Itzuli Aurreko ekintzak: Peter beim Graben & Serafim Rodrigues. Analyzing, Cognitive, and Neural Modeling of Language-Related Brain Potentials

Peter beim Graben & Serafim Rodrigues. Analyzing, Cognitive, and Neural Modeling of Language-Related Brain Potentials

2017/5/4
- BCBL Auditorium
What: Analyzing, Cognitive, and Neural Modeling of Language-Related Brain Potentials

 

Where: BCBL Auditorium

 

Who: Peter beim Graben, Bernstein Center for Computational Neuroscience Berlin, Germany. Serafim Rodrigues, BCAM, Bilbao, Spain.

 

When: 12:00 PM noon

How is the human language faculty neurally implemented in the brain? What are the neural correlates of linguistic computations? To which extent are neuromorphic cognitive architectures feasible and could they eventually lead to new diagnosis and treatment methods in clinical linguistics (such as linguistic prosthetics)? These questions interfacing neurolinguistics with computational linguistics and computational neuroscience are addressed by the emergent discipline of computational neurolinguistics.
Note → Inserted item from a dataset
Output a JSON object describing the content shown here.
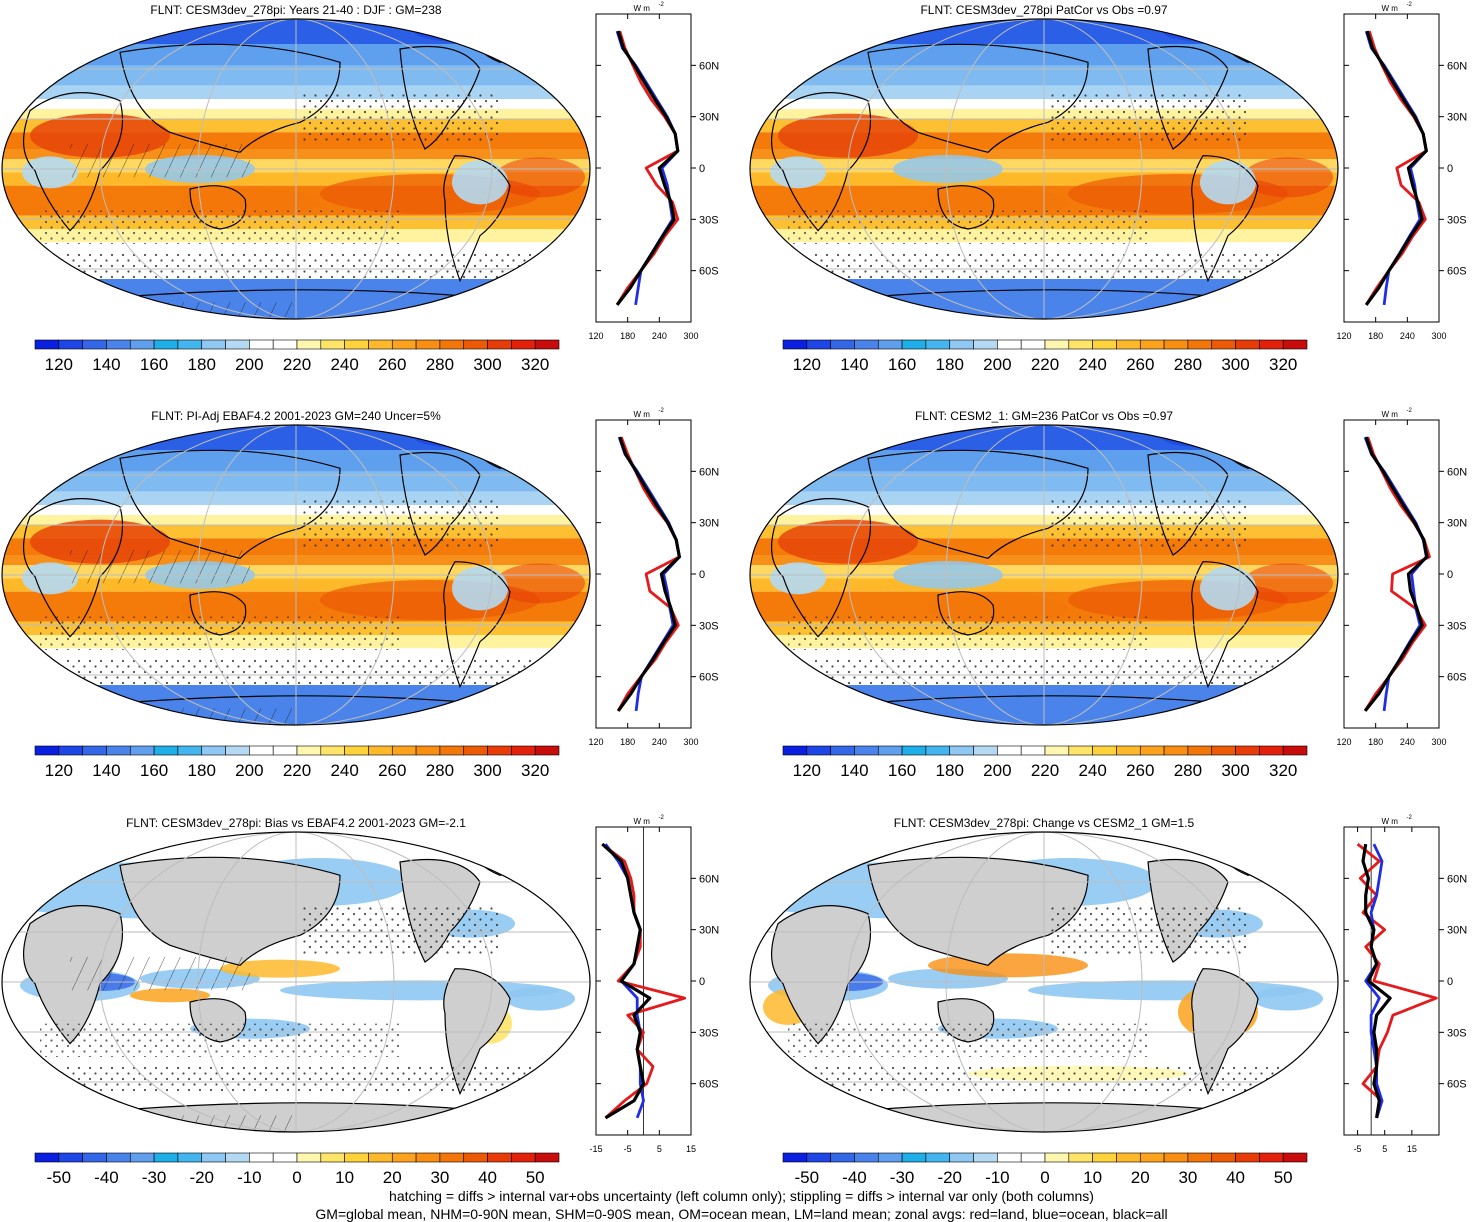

In my presentation I will give an overview about my own research in computational neurolinguistics in the framework of language-related brain potentials (ERPs). By means of a paradigmatic ERP experiment for the processing and resolution of local ambiguities in German [1], I first introduce a novel method to identifying ERP components such as the P600 as “recurrence structures” in neuronal dynamics [2]. In a second step, I use a neuro-computational approach, called “neural automata” [3] in order to construct a context-free “limited repair parser” [3,4] for processing the linguistic stimuli of the study. Finally, I demonstrate how the time-discrete evolution of the automaton can be embedded into continuous time using winner-less competition in neural population models [2,5]. This leads to a representation of the automaton’s configurations as recurrence structures in the neural network that can be correlated with experimentally measured ERPs through subsequent statistical modeling [6,7]. Further extensions toward usage-based grammar [8] and biophysical observation models [9] will be indicated.